Warning: This library includes all items relevant to health product marketing that we are aware of regardless of quality. Often we do not agree with all or part of the contents.

 

Publication type: news

Hirschler B.
Drug Companies Export Trials to China, New Markets
Reuters 2005 Mar 9


Full text:

Western drugmakers are shifting more clinical trials to emerging markets in a bid to save money, speed research and educate a new generation of local doctors about their products.

Just how far the trend has gone was highlighted on Wednesday when Sanofi-Aventis SA, Bristol-Myers Squibb Co and AstraZeneca Plc announced results from a 46,000-patient trial of two drugs in China.

The study on blood thinner Plavix and beta blocker Toprol XL, presented at the American College of Cardiology in Orlando, was the largest ever undertaken in China and the second biggest heart attack study anywhere in the world.

Yet it cost just $3 million.

“If we had done this study in the United States it would have cost at least 10 to 20 times more,” Dr Zhengming Chen, reader in epidemiology at Oxford University and the principal investigator of the so-called COMMIT study, told Reuters. Companies typically pay doctors or hospitals for each patient studied, so it makes sense to shift big trials to countries where costs are lower.

In addition to China hot favorites among the new destinations for testing experimental drugs include India and Poland.

For Chen’s trial the cost per patient was just $12, though collaborating doctors also had their travel costs covered for attending investigators’ meetings.

FEWER INTERACTIONS

Cost is not the only factor, however.

At a time when patient recruitment has become more difficult in the United States, western Europe and Japan, other parts of the world can offer better and faster access to patients.

It is often a lot quicker to find enough patients to take part in a clinical trial in an emerging market because rival drugmakers are not competing so fiercely for subjects.

Furthermore, patients in such countries are less likely to be taking other medicines that could interact with the drug being studied. Such “treatment-naive” subjects are increasingly hard to come by in wealthy nations.

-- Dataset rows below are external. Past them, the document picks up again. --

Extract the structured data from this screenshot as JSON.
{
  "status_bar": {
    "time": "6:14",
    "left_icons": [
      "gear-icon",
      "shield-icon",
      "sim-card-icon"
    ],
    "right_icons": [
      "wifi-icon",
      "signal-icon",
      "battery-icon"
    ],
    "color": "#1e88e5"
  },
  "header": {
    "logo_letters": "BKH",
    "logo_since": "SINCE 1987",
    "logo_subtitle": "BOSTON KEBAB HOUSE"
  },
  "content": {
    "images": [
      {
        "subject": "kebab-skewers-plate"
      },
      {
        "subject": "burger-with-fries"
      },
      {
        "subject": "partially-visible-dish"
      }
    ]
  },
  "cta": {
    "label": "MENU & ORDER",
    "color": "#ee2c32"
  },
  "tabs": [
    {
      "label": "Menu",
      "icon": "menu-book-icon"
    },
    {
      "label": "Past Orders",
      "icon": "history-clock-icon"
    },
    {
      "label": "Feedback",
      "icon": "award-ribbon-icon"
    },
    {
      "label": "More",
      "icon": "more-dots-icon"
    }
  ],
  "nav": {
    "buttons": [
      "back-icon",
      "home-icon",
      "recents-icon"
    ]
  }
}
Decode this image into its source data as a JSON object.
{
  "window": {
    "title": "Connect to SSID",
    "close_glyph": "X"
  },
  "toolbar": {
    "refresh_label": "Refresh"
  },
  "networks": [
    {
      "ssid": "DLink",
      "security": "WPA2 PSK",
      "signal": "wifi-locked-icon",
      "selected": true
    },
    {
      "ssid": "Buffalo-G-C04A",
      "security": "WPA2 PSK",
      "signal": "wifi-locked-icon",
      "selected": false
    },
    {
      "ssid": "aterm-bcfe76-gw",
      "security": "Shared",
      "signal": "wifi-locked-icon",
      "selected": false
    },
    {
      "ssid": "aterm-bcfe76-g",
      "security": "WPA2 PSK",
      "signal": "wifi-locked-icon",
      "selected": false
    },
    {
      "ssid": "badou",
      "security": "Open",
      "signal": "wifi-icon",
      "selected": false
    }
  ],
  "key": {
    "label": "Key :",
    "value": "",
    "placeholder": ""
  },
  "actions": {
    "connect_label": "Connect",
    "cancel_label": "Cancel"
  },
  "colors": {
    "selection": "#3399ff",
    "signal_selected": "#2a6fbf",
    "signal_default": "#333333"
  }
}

“The kind of questions you can address in China are sometimes difficult in other settings because of the kinds of treatment being used,” Chen said.

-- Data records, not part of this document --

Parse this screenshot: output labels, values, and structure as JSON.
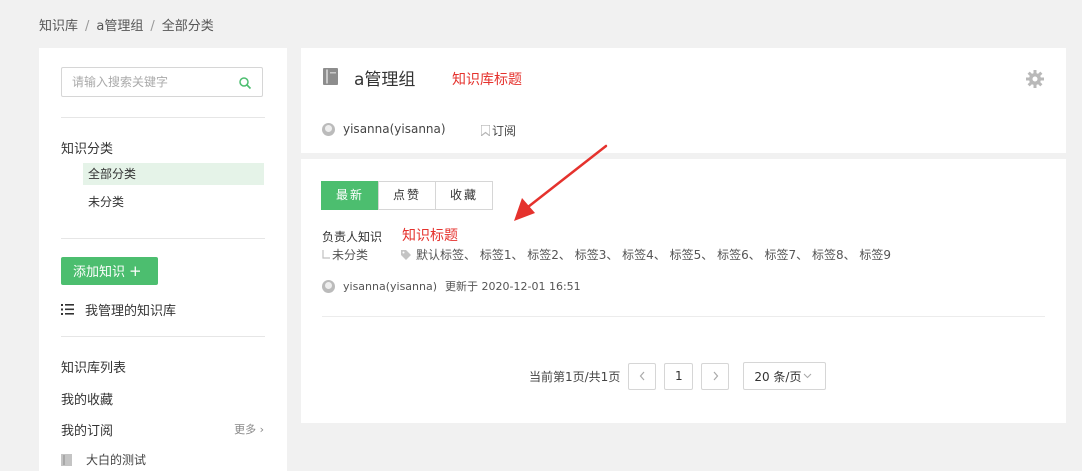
{
  "breadcrumb": [
    "知识库",
    "a管理组",
    "全部分类"
  ],
  "sidebar": {
    "search_placeholder": "请输入搜索关键字",
    "category_heading": "知识分类",
    "categories": [
      {
        "label": "全部分类",
        "active": true
      },
      {
        "label": "未分类",
        "active": false
      }
    ],
    "add_button": "添加知识",
    "add_plus": "+",
    "managed_link": "我管理的知识库",
    "links": [
      "知识库列表",
      "我的收藏",
      "我的订阅"
    ],
    "more_label": "更多 ›",
    "subscribed": [
      "大白的测试"
    ]
  },
  "header": {
    "kb_title": "a管理组",
    "annotation": "知识库标题",
    "owner": "yisanna(yisanna)",
    "subscribe_label": "订阅"
  },
  "tabs": [
    {
      "label": "最新",
      "active": true
    },
    {
      "label": "点赞",
      "active": false
    },
    {
      "label": "收藏",
      "active": false
    }
  ],
  "item": {
    "title": "负责人知识",
    "annotation": "知识标题",
    "category": "未分类",
    "tags": "默认标签、 标签1、 标签2、 标签3、 标签4、 标签5、 标签6、 标签7、 标签8、 标签9",
    "author": "yisanna(yisanna)",
    "updated": "更新于 2020-12-01 16:51"
  },
  "pagination": {
    "summary": "当前第1页/共1页",
    "current_page": "1",
    "page_size": "20 条/页"
  },
  "colors": {
    "accent": "#4cbe6f",
    "annotation": "#e5322d"
  }
}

So, it is no surprise that more and more companies are looking east.

Britain’s GlaxoSmithKline Plc, the world’s second largest drugmaker, announced in October it was looking to move 30 percent of its clinical trials to low-cost countries over the next two years.

Other companies are doing the same, often using independent contract research organizations to recruit patients worldwide.

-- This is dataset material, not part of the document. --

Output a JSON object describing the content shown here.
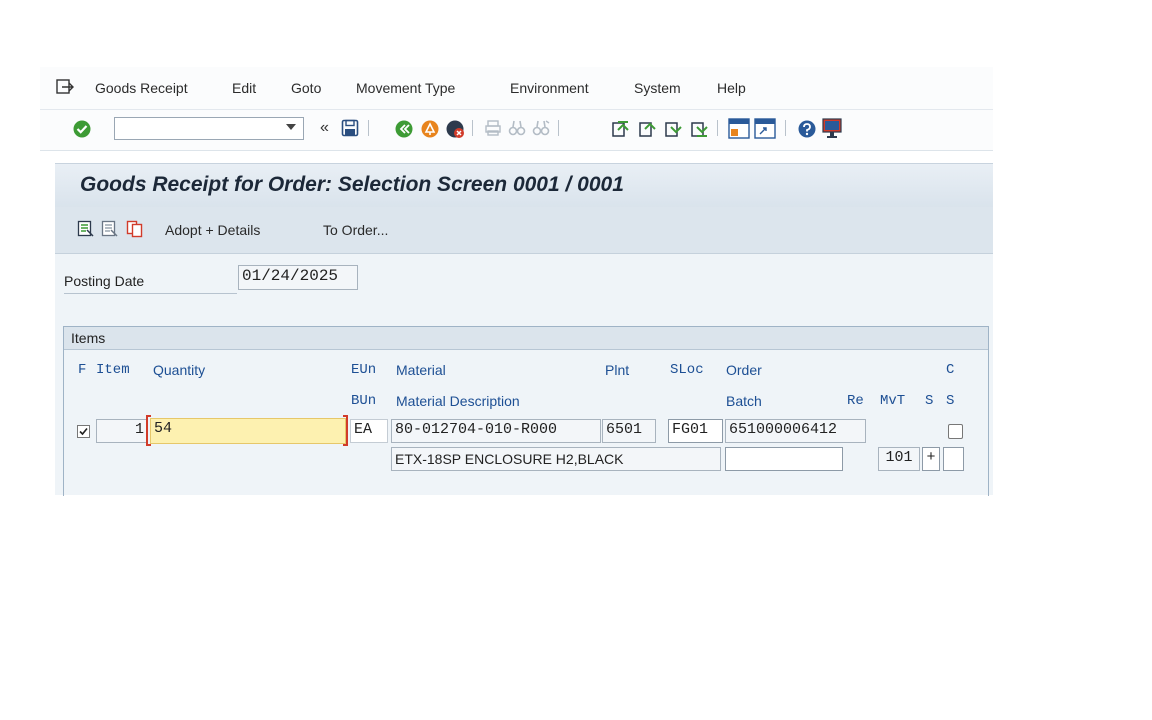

India, in particular, has seen a wave of western pharmaceutical manufacturers investing in local research operations in the past year, with firms encouraged by the country’s adoption of new patent laws.

GOOD BUSINESS

There is also a sound business case for taking trials to emerging markets, since it alerts local opinion leaders to the medical potential of modern drugs, according to Iain Clark of Edinburgh-based consultancy Wood Mackenzie.

“Growth over the next 10-15 years is going to be very subdued in the traditional major markets — so countries like China are really seen as an opportunity for companies to get out of a very low growth track,” he said.

Chen said the success of the COMMIT trial had proved that hospitals there could manage clinical trial data efficiently.

“We only completed this study on Feb. 9, yet we only have one entry form and three discharge forms missing out of 46,000, which is a remarkable achievement,” he said.

“There is still some prejudice and lack of understanding about the Chinese research community, but it offers fantastic opportunities for high quality research at very low cost.”

In the past there have been questions as to whether results from Asia are applicable to other populations. But Chen said there was no evidence that the nature of heart attacks was materially different in China from elsewhere.